Part I: “I quit doing the figure. I’m only doing abstract art.”
Male artists wonder whether they can work with the female form, while the world questions what their intentions were in the first place. By Michael Slenske
The western art canon is in no small part a parade of famous female nudes, from Praxiteles’s Aphrodite of Knidos from the fourth century B.C. to Manet’s 19th-century prostitutes (notably the recumbent, unamused Olympia) to John Currin’s Playboy-meets-Fragonard women — and almost all of them have been made by white male artists.
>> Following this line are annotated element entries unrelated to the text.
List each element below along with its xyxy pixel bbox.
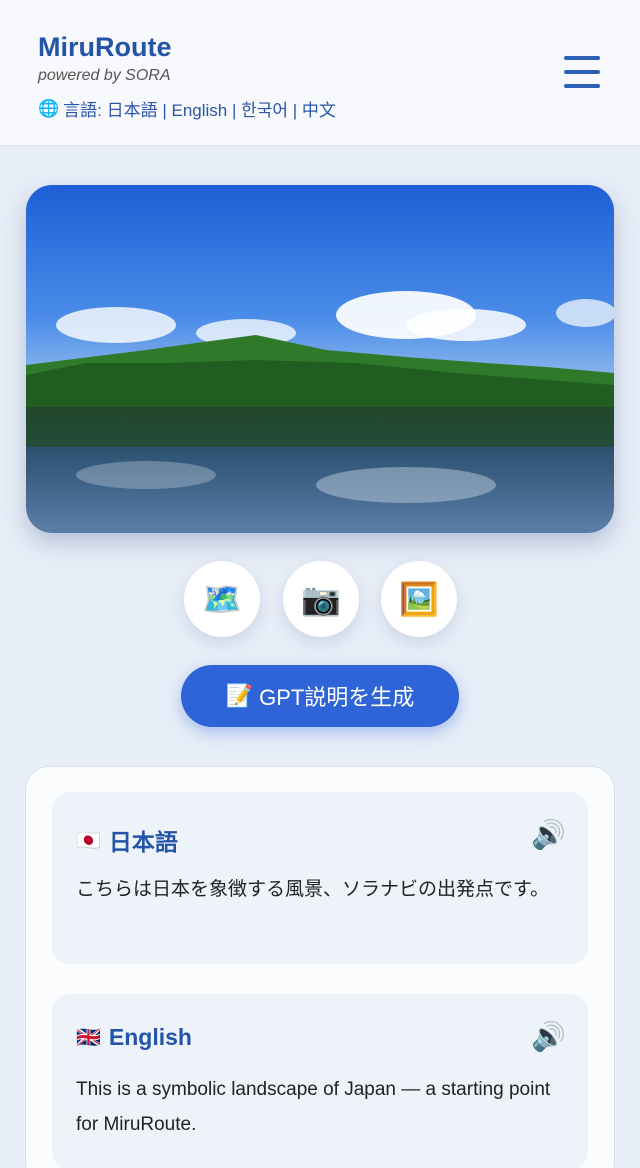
description-card-japanese: 🇯🇵 日本語 🔊 こちらは日本を象徴する風景、ソラナビの出発点です。 — [52, 792, 588, 964]
map-icon: 🗺️ — [202, 581, 242, 617]
menu-button[interactable] — [564, 56, 602, 90]
hamburger-icon-bar — [564, 84, 600, 88]
gpt-button-label: GPT説明を生成 — [259, 685, 415, 710]
memo-icon: 📝 — [225, 683, 254, 708]
language-selector[interactable]: 🌐 言語: 日本語 | English | 한국어 | 中文 — [38, 96, 336, 121]
card-title: 🇯🇵 日本語 — [76, 823, 178, 857]
description-card-english: 🇬🇧 English 🔊 This is a symbolic landscap… — [52, 994, 588, 1168]
gallery-button[interactable]: 🖼️ — [381, 561, 457, 637]
speaker-icon[interactable]: 🔊 — [531, 1020, 566, 1053]
picture-icon: 🖼️ — [399, 581, 439, 617]
map-button[interactable]: 🗺️ — [184, 561, 260, 637]
uk-flag-icon: 🇬🇧 — [76, 1027, 101, 1049]
app-brand[interactable]: MiruRoute — [38, 32, 171, 63]
app-header: MiruRoute powered by SORA 🌐 言語: 日本語 | En… — [0, 0, 640, 146]
language-options[interactable]: 言語: 日本語 | English | 한국어 | 中文 — [63, 96, 336, 121]
hero-landscape-image — [26, 185, 614, 533]
powered-by-text: powered by SORA — [38, 67, 171, 84]
speaker-icon[interactable]: 🔊 — [531, 818, 566, 851]
hamburger-icon-bar — [564, 56, 600, 60]
card-title: 🇬🇧 English — [76, 1024, 192, 1051]
globe-icon: 🌐 — [38, 98, 60, 118]
card-description-text: こちらは日本を象徴する風景、ソラナビの出発点です。 — [76, 879, 550, 900]
camera-button[interactable]: 📷 — [283, 561, 359, 637]
japan-flag-icon: 🇯🇵 — [76, 829, 101, 852]
card-description-text: This is a symbolic landscape of Japan — … — [76, 1079, 551, 1135]
generate-gpt-description-button[interactable]: 📝 GPT説明を生成 — [181, 665, 459, 727]
card-language-label: English — [108, 1024, 192, 1050]
card-language-label: 日本語 — [108, 829, 178, 855]
camera-icon: 📷 — [301, 581, 341, 617]
hamburger-icon-bar — [564, 70, 600, 74]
Of course, as art historian Linda Nochlin famously observed, it was difficult for women to paint nudes when historically they weren’t even allowed to attend figure-drawing classes because of the naked people necessarily present.
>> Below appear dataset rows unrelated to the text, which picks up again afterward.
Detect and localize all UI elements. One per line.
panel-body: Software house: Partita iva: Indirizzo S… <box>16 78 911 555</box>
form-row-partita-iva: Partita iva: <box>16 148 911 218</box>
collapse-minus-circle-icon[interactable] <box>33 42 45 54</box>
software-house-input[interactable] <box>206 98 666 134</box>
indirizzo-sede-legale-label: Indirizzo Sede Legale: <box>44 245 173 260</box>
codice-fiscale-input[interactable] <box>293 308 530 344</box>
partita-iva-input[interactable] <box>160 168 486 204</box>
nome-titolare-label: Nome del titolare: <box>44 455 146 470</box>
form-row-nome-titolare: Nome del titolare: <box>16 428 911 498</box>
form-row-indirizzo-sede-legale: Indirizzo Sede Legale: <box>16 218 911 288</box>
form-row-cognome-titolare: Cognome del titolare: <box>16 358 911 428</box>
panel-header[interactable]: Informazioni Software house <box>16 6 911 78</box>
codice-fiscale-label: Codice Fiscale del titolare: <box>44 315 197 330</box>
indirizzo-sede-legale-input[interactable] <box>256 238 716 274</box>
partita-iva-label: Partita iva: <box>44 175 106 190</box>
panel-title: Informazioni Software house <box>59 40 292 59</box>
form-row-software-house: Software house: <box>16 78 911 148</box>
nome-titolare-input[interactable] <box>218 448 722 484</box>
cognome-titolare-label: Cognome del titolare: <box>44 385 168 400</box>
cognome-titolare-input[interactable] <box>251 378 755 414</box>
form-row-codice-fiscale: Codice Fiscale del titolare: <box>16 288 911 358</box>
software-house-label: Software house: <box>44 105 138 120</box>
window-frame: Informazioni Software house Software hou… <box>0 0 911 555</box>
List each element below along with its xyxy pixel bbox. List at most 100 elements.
While feminist art critics have for decades pointed out the shortcomings of the “male gaze,” the post-#MeToo reckoning with the art world’s systemic sexism, its finger-on-the-scale preference for male genius, has given that critique a newly powerful force. And the question of the moment has become: Is it still an artistically justifiable pursuit for a man to paint a naked woman?
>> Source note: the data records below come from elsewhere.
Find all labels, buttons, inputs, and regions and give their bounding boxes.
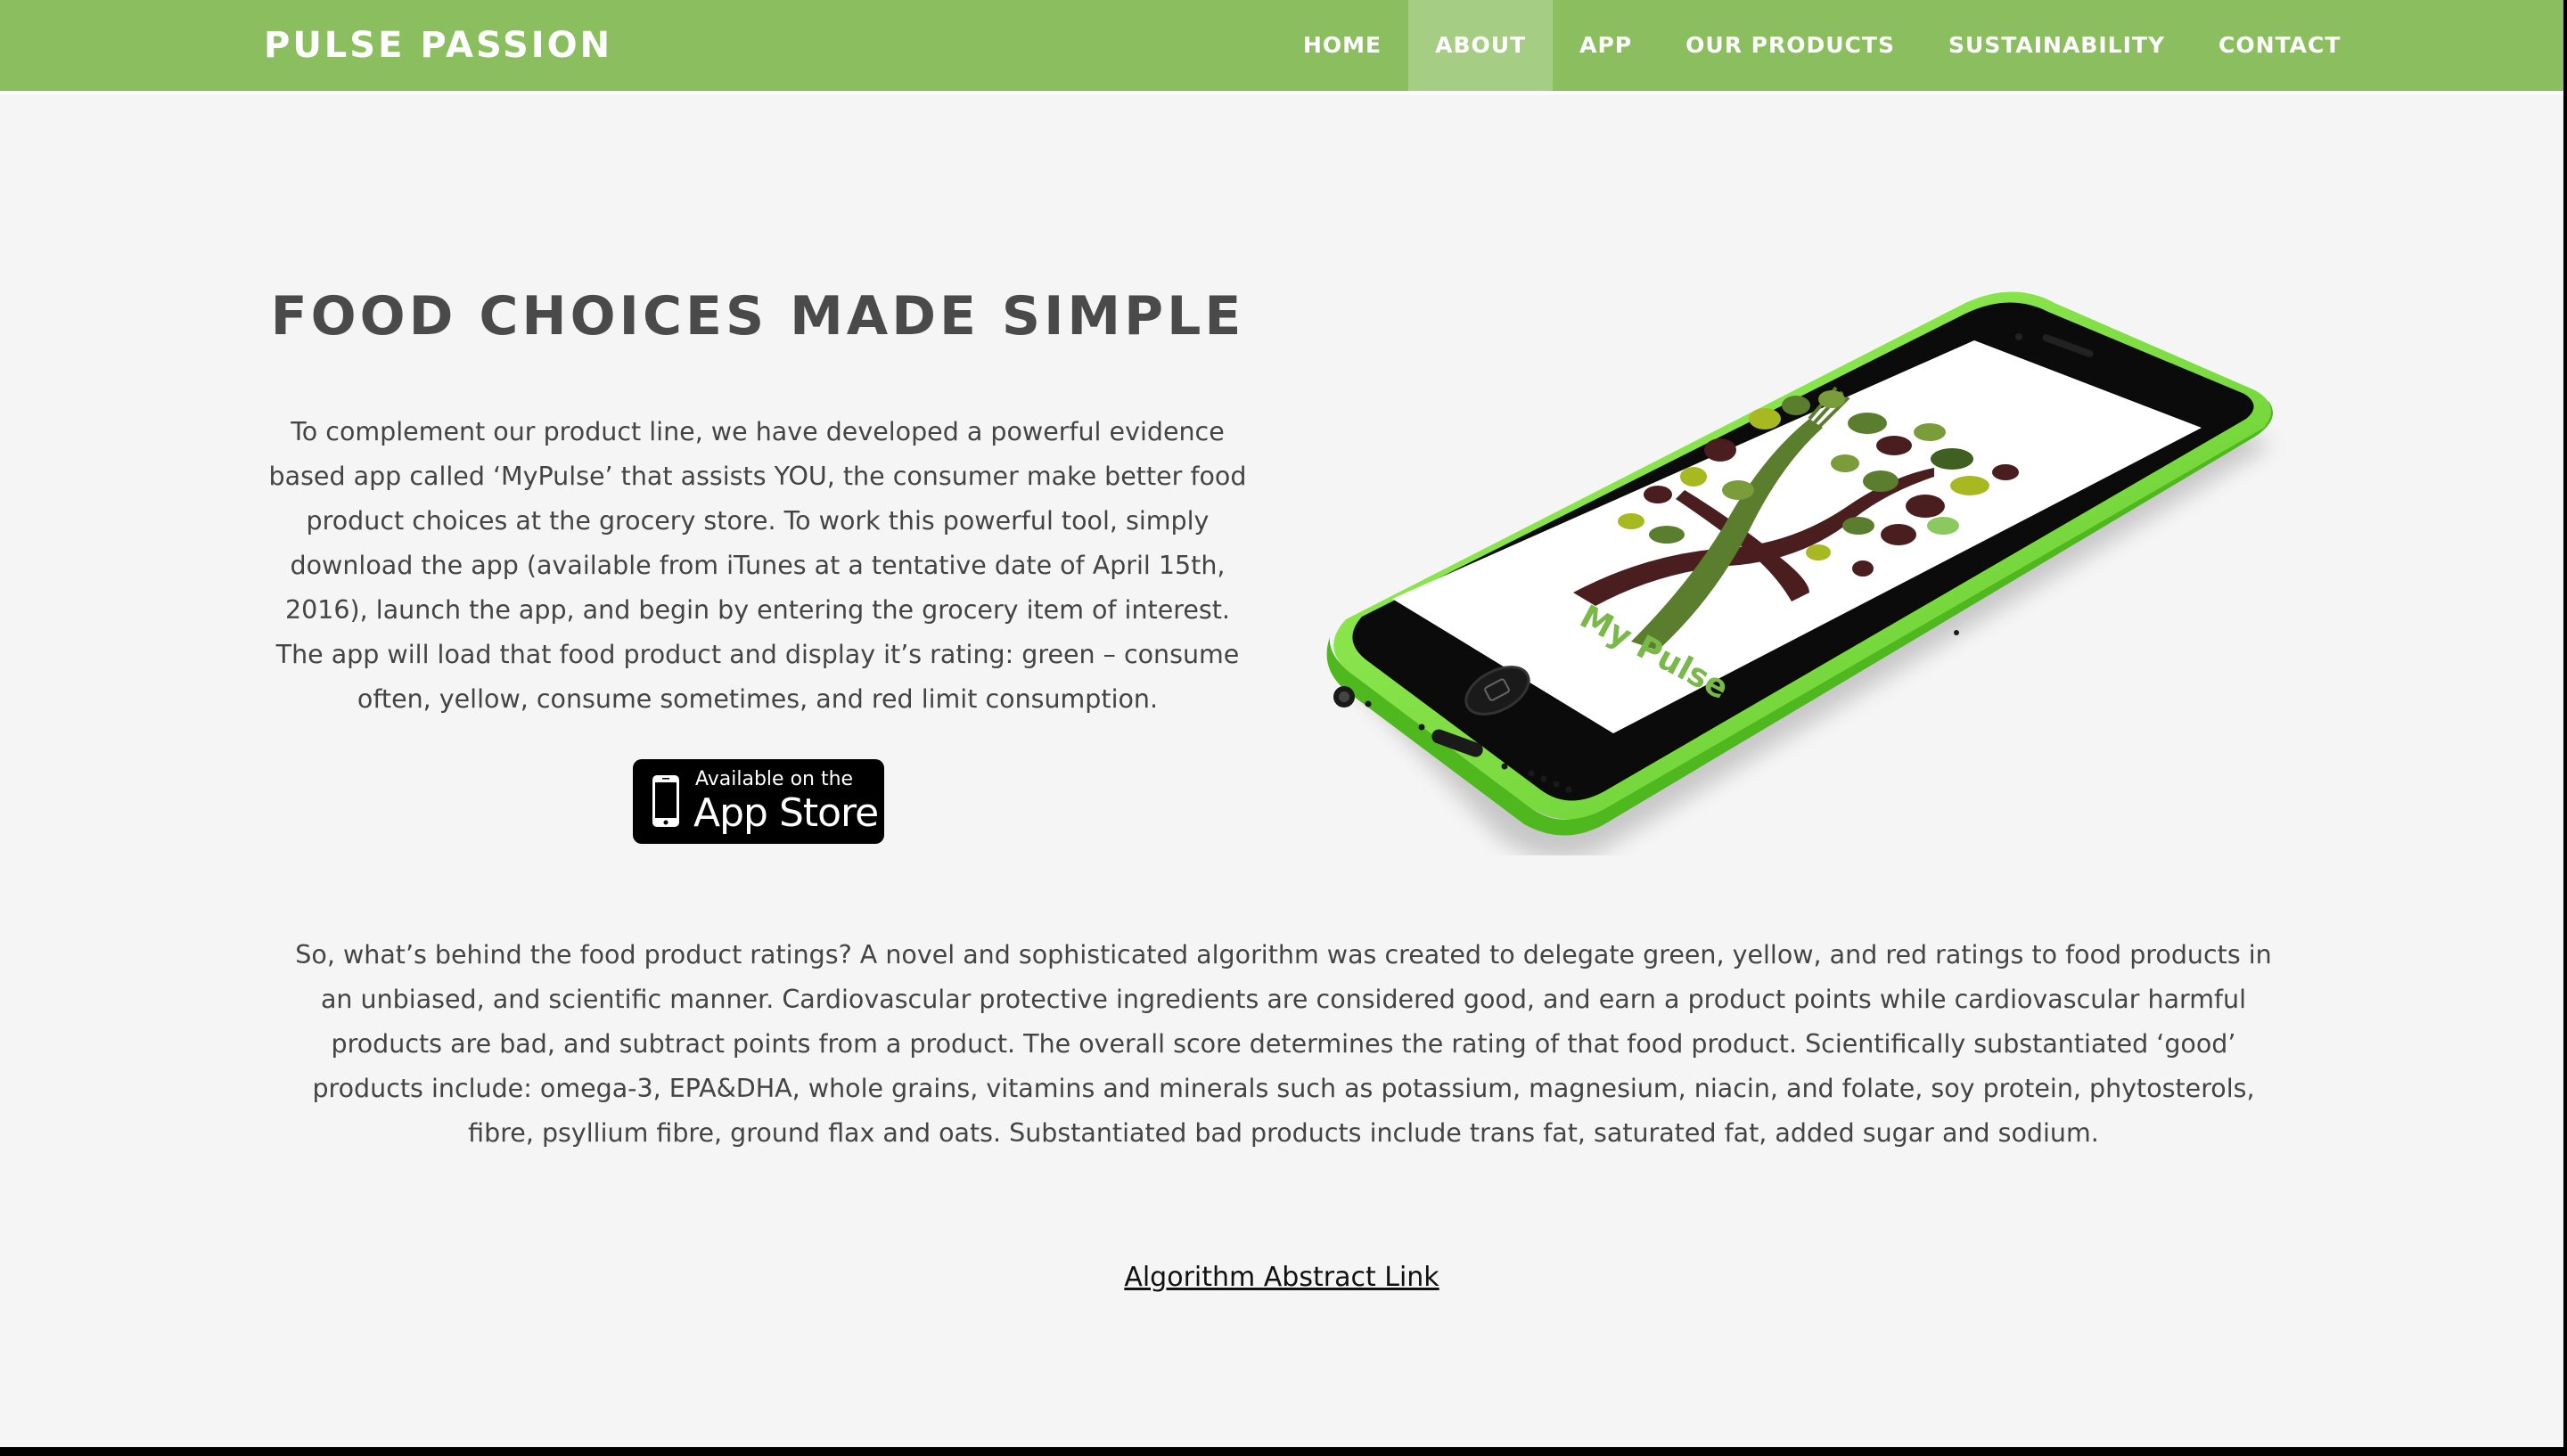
algorithm-link-container: Algorithm Abstract Link [0,1262,2563,1293]
nav-item-sustainability[interactable]: SUSTAINABILITY [1922,0,2192,91]
nav-item-our-products[interactable]: OUR PRODUCTS [1659,0,1922,91]
navbar: PULSE PASSION HOME ABOUT APP OUR PRODUCT… [0,0,2563,94]
algorithm-abstract-link[interactable]: Algorithm Abstract Link [1124,1262,1439,1293]
badge-small-text: Available on the [695,768,854,790]
badge-big-text: App Store [693,790,879,836]
page: PULSE PASSION HOME ABOUT APP OUR PRODUCT… [0,0,2563,1447]
nav-menu: HOME ABOUT APP OUR PRODUCTS SUSTAINABILI… [1276,0,2367,91]
mypulse-phone-image: My Pulse [1326,291,2273,855]
algorithm-paragraph: So, what’s behind the food product ratin… [295,940,2272,1148]
brand-logo[interactable]: PULSE PASSION [264,0,612,91]
hero-paragraph: To complement our product line, we have … [268,417,1247,714]
iphone-icon [652,775,679,827]
app-store-button[interactable]: Available on the App Store [633,759,884,844]
hero-title: FOOD CHOICES MADE SIMPLE [270,285,1245,348]
nav-item-home[interactable]: HOME [1276,0,1408,91]
nav-item-contact[interactable]: CONTACT [2192,0,2367,91]
nav-item-app[interactable]: APP [1553,0,1659,91]
nav-item-about[interactable]: ABOUT [1408,0,1554,91]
To answer this question, I reached out to a number of prominent male artists known for doing just that (as well as for painting nude men). But most of them — including Currin, Carroll Dunham, Jeff Koons, and the young Mexican-American painter Alex Becerra (some of whose nudes are drawn from escort ads) — declined to talk about their work’s relationship to the current social climate. Presumably, they worried about unintentionally saying the wrong thing that would then echo endlessly across social media, damaging their reputations. For emerging artists, there is the fear of a possibly career-derailing gestalt fail. “I’ve been in conversations with other [male artists], and they were just like, ‘I quit working with the figure. I’m only doing abstract work, because I don’t want to touch it,’ ” says Marty Schnapf while walking me through his recent solo show “Fissures in the Fold” at Wilding Cran Gallery in Los Angeles. He thinks we could be living through “a new Victorian age” — or at least that’s his explanation for the mixed responses he’s received for his gender-confusing neo-Cubist nudes, which play out sexualized fantasies in hotel rooms and surrealist swimming-pool dreamscapes, and evoke Joan Semmel’s erotic works from the 1970s. “I counted: There’s actually more male nudes in my show,” Schnapf says, though it wasn’t immediately discernible to my eye, which is perhaps the point. One of Schnapf’s female artist friends grilled him about the intent of the work, while a few collectors even gasped when confronted with the infinity loop of breasts, Day-Glo mane, and charcoal-blackened genital geometries of his ghost-lit spider dame, Will-o’-the-wisp.